According to VinaCapital’s Michael Kokalari, in 2023, the most serious impact on Vietnam’s GDP has been the decrease in demand for made-in-Vietnam products.

Vietnam has experienced the longest decline in exports in the last decade, which decreased the domestic production by 1 percent in the first seven months 2023. 

This was because most of the products made in Vietnam are exported. There are many signs showing export recovery in the last quarter of the year.

VinaCapital predicted that Vietnam’s export activities would fully recover by 2024, which will allow production to regain the high growth rate of 8-9 percent. This will help the GDP recover from below 5 percent in 2023 as predicted by VinaCapital to 6.5 percent in 2024.

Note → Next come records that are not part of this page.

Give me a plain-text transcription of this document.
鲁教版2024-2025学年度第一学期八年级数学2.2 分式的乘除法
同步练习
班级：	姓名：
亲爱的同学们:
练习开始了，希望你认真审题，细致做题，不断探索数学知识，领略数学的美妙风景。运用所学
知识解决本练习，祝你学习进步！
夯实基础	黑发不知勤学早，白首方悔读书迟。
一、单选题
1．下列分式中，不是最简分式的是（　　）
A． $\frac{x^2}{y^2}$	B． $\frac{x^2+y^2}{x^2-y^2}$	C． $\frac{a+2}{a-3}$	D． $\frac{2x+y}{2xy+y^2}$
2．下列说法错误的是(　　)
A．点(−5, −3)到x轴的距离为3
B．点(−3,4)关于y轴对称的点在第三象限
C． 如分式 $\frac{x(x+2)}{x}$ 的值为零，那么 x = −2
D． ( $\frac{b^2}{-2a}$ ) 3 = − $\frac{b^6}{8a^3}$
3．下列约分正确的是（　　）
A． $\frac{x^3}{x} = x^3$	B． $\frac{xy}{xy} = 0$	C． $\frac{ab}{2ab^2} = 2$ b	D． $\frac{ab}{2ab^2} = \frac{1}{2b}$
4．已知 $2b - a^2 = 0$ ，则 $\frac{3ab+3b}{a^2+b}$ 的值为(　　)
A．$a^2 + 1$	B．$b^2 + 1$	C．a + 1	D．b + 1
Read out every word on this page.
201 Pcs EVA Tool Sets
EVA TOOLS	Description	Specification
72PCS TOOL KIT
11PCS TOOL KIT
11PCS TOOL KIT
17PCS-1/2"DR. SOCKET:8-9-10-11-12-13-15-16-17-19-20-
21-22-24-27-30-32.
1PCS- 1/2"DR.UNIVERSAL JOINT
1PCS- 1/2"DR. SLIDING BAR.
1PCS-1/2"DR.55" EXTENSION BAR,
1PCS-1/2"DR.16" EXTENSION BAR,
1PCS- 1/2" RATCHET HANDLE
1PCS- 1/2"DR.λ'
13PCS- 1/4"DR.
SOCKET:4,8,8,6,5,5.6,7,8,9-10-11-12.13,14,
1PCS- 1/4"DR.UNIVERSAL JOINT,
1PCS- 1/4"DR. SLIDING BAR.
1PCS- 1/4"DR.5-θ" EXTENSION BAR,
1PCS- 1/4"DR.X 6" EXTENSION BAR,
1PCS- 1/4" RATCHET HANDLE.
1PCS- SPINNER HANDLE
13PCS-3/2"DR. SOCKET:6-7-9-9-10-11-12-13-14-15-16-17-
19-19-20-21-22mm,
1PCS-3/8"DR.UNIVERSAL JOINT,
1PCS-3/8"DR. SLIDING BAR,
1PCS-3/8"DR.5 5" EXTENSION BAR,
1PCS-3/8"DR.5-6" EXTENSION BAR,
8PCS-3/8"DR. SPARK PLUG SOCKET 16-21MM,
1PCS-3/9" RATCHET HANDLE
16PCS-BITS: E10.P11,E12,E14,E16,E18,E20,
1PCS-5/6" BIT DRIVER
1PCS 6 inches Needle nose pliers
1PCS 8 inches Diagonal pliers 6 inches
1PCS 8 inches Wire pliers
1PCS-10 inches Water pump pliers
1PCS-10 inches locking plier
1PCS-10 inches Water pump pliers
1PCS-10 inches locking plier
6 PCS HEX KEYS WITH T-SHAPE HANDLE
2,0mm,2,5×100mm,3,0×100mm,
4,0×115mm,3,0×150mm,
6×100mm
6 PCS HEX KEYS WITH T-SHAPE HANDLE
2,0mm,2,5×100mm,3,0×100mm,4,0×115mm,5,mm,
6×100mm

Meanwhile, the measures initiated by the government to support the economy, including operating interest rate cuts, will also contribute to GDP growth the next year.

A high number of Vietnamese enterprises operate based on exports. The institution believes that export recovery will lead to an increase in profits of listed companies from 6 percent in 2023 to 20 percent in 2024. The factor will support the VN Index in the following months.

According to VinaCapital, the US is the largest export market of Vietnam. It buys one-fourth of Vietnam’s total exports. Retailers and consumer goods companies in the US such as Nike and Lululemon ordered too many made-in-Vietnam or made in Asia products last year as they hoped for economic recovery after Covid-19. But this has not occurred.

After the measures to fight Covid-19 were removed, instead of buying more consumer goods, Americans prioritized spending more money on services, including tourism and dining.

The situation became even gloomier when these companies placed big orders with factories in Asia to deal with problems in supply chains and goods shortages. As a result, the inventory levels of many companies, including Walmart, Target and Nike, increased by 20 percent by of the end of 2022 compared with the same period in the previous year.

US economy recovers

To clear big stocks, multinationals cut orders with Vietnamese factories, resulting in lowering Vietnam’s exports to the US by 20 percent in the first seven months of 2023 compared with the same period last year.

However, American companies have been making efforts to reduce inventories over many months. The ISM inventory index fell to a 9-year low in June and then slightly increased in July.

The inventories of retailers in the US increased by 5 percent over the same period last year, but the inventories of made-in-Vietnam products (household electronics and garments) were unchanged.

All these factors have a close relation with Vietnam’s export figures. The US companies’ efforts to clear stocks caused Vietnam’s exports to drop sharply in the first half of the year. However, this is coming to an end, and Vietnam’s exports to the US increased again last July (+ 7 percent) over the month before.

The improvement in exports to the US helped Vietnam’s total export value recover, from a 12 percent decrease in the first half of 2023 compared to the first half of 2022, to a 2 percent decrease in July.

According to VinaCapital, Vietnam also benefits from multinational corporations’ relocation of their production from China to Vietnam. This explains why Vietnam’s exports decreased by 2 percent only in July, compared to 15 percent of China, 16 percent of Korea and 10 percent of Taiwan (China).

All exporters in Asia have benefited from the bottoming of the inventory cycle of the US and but Vietnam is the only country in Asia that has benefited significantly from the establishment of new foreign-invested factories. Meanwhile, FDI (foreign direct investment) in China hit a record low in the second quarter of 2023.

VinaCapital believed in the improvement of Vietnam’s export in the time to come. Vietnam’s PMI (Purchasing Managers Index) increased from 46.2 points in June to 48.7 points in July. This shows that enterprises began buying input materials to step up production as they hoped in the recovery of orders later this year.